I'm not too concerned about saving webpages, I'm much more concerned about actually having a populated database of links. I only expect to need to use the saved page if the link breaks.
I can work on writing a simple elisp script (incidentally, I don't know very much elisp either, but that's something I am willing to take time out to learn because I expect to be using it a lot in the future), but I do need someone else to write the Android app.
If you're willing to change "git" to "version control", it should be pretty easy to implement that in Fossil. It doesn't require much to add an extension written in your language of choice if you're going to run it on your desktop. Plus you'd get the web interface for free if you decided to put it on a web server.
You have folders from a-z in your data directory.
You save the website in /data/o/oldestcompanies or into a deeper directory to your liking.
Let recoll take care of the rest.
- full text search
- privacy: save only what you want
- save webpage has OK rendering
- easy backup using backup software
- need to save manually and specify directory/file name
- no screenshot. (no screenshot in search results)
- save webpage not 100% accurate
- requires additional backup solution
This may be also a PRO for me since I may be able to find it without using recoll. Also, how many websites do you need to save? I assume only a tiny fraction. If you want to save everything, recoll does offer this more or less out of the box:
"Indexing visited WEB pages with the Recoll Firefox extension"
This is another stand alone software that may do what you are looking for.
It stills feels a bit complex to share data between my computers (I wish for p2p, Nextcloud support, or something alike).
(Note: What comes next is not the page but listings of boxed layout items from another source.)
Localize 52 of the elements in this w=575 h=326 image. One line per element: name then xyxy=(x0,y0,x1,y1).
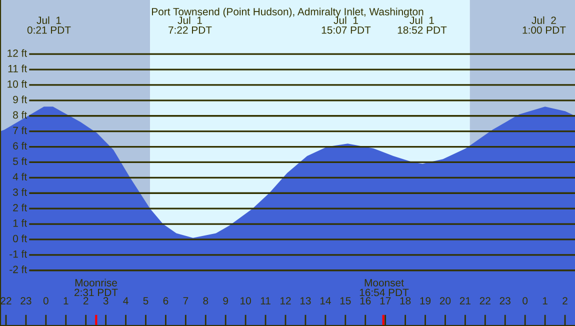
y-tick-label: 1 ft xyxy=(13,219,28,227)
annotation: Jul 2 1:00 PDT xyxy=(522,16,566,34)
x-tick-label: 17 xyxy=(380,297,391,304)
annotation: Jul 1 15:07 PDT xyxy=(322,16,371,34)
y-tick-label: 6 ft xyxy=(13,142,28,150)
x-tick-label: 8 xyxy=(203,297,208,304)
annotation: Moonrise 2:31 PDT xyxy=(74,278,118,296)
x-tick-label: 5 xyxy=(143,297,148,304)
x-tick-label: 13 xyxy=(300,297,311,304)
x-tick-label: 2 xyxy=(83,297,88,304)
y-tick-label: -1 ft xyxy=(10,250,28,258)
y-tick-label: 7 ft xyxy=(13,126,28,134)
y-tick-label: 3 ft xyxy=(13,188,28,196)
text: Port Townsend (Point Hudson), Admiralty Inlet, Washington xyxy=(152,8,424,18)
x-tick-label: 22 xyxy=(0,297,12,304)
x-tick-label: 9 xyxy=(223,297,228,304)
y-tick-label: 9 ft xyxy=(13,96,28,104)
x-tick-label: 20 xyxy=(440,297,451,304)
x-tick-label: 0 xyxy=(43,297,48,304)
y-tick-label: 12 ft xyxy=(8,49,28,57)
x-tick-label: 12 xyxy=(280,297,291,304)
x-tick-label: 21 xyxy=(460,297,470,304)
y-tick-label: 8 ft xyxy=(13,111,28,119)
annotation: Moonset 16:54 PDT xyxy=(360,279,409,296)
x-tick-label: 3 xyxy=(103,297,108,304)
x-tick-label: 0 xyxy=(522,297,528,304)
x-tick-label: 23 xyxy=(20,297,32,304)
x-tick-label: 16 xyxy=(360,297,371,304)
y-tick-label: 5 ft xyxy=(13,157,28,166)
x-tick-label: 14 xyxy=(320,297,331,304)
x-tick-label: 1 xyxy=(542,297,548,304)
y-tick-label: 4 ft xyxy=(12,172,28,180)
x-tick-label: 1 xyxy=(64,297,68,304)
x-tick-label: 22 xyxy=(480,297,490,304)
y-tick-label: 0 ft xyxy=(13,234,28,242)
x-tick-label: 10 xyxy=(240,297,251,304)
annotation: Jul 1 18:52 PDT xyxy=(398,16,447,34)
x-tick-label: 2 xyxy=(562,297,568,304)
x-tick-label: 11 xyxy=(260,297,270,304)
x-tick-label: 23 xyxy=(500,297,510,304)
y-tick-label: -2 ft xyxy=(10,266,28,274)
x-tick-label: 4 xyxy=(123,297,128,304)
annotation: Jul 1 0:21 PDT xyxy=(27,16,71,34)
x-tick-label: 6 xyxy=(163,297,168,304)
y-tick-label: 11 ft xyxy=(8,64,28,72)
x-tick-label: 18 xyxy=(400,297,411,304)
x-tick-label: 19 xyxy=(420,297,431,304)
x-tick-label: 7 xyxy=(183,297,188,304)
y-tick-label: 10 ft xyxy=(8,80,28,88)
annotation: Jul 1 7:22 PDT xyxy=(168,16,212,34)
y-tick-label: 2 ft xyxy=(13,204,28,212)
x-tick-label: 15 xyxy=(340,297,351,304)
I don't like too much it moving DDG's instant answers to the bottom of the page, nor the default sidebar and highlighter, but that could just take some time getting used to.
<p><a href="$url" title="$txt">$url</a></p>
There is now even a Firefox add-on that works with Linkalot: https://addons.mozilla.org/en-US/firefox/addon/send-tab-url/
I dream of a browser that would merge bookmarks + history into one, with full-text search.
Looks like this: https://i.imgur.com/OMGlBpS.png
Would be great if there was a demo linked (even if the functionality seems really straight forward).
Does it support organizing the links in categories?
He is a colleague of mine on the documentation team at SUSE.
It's a bit over-engineered on the db side but it works well.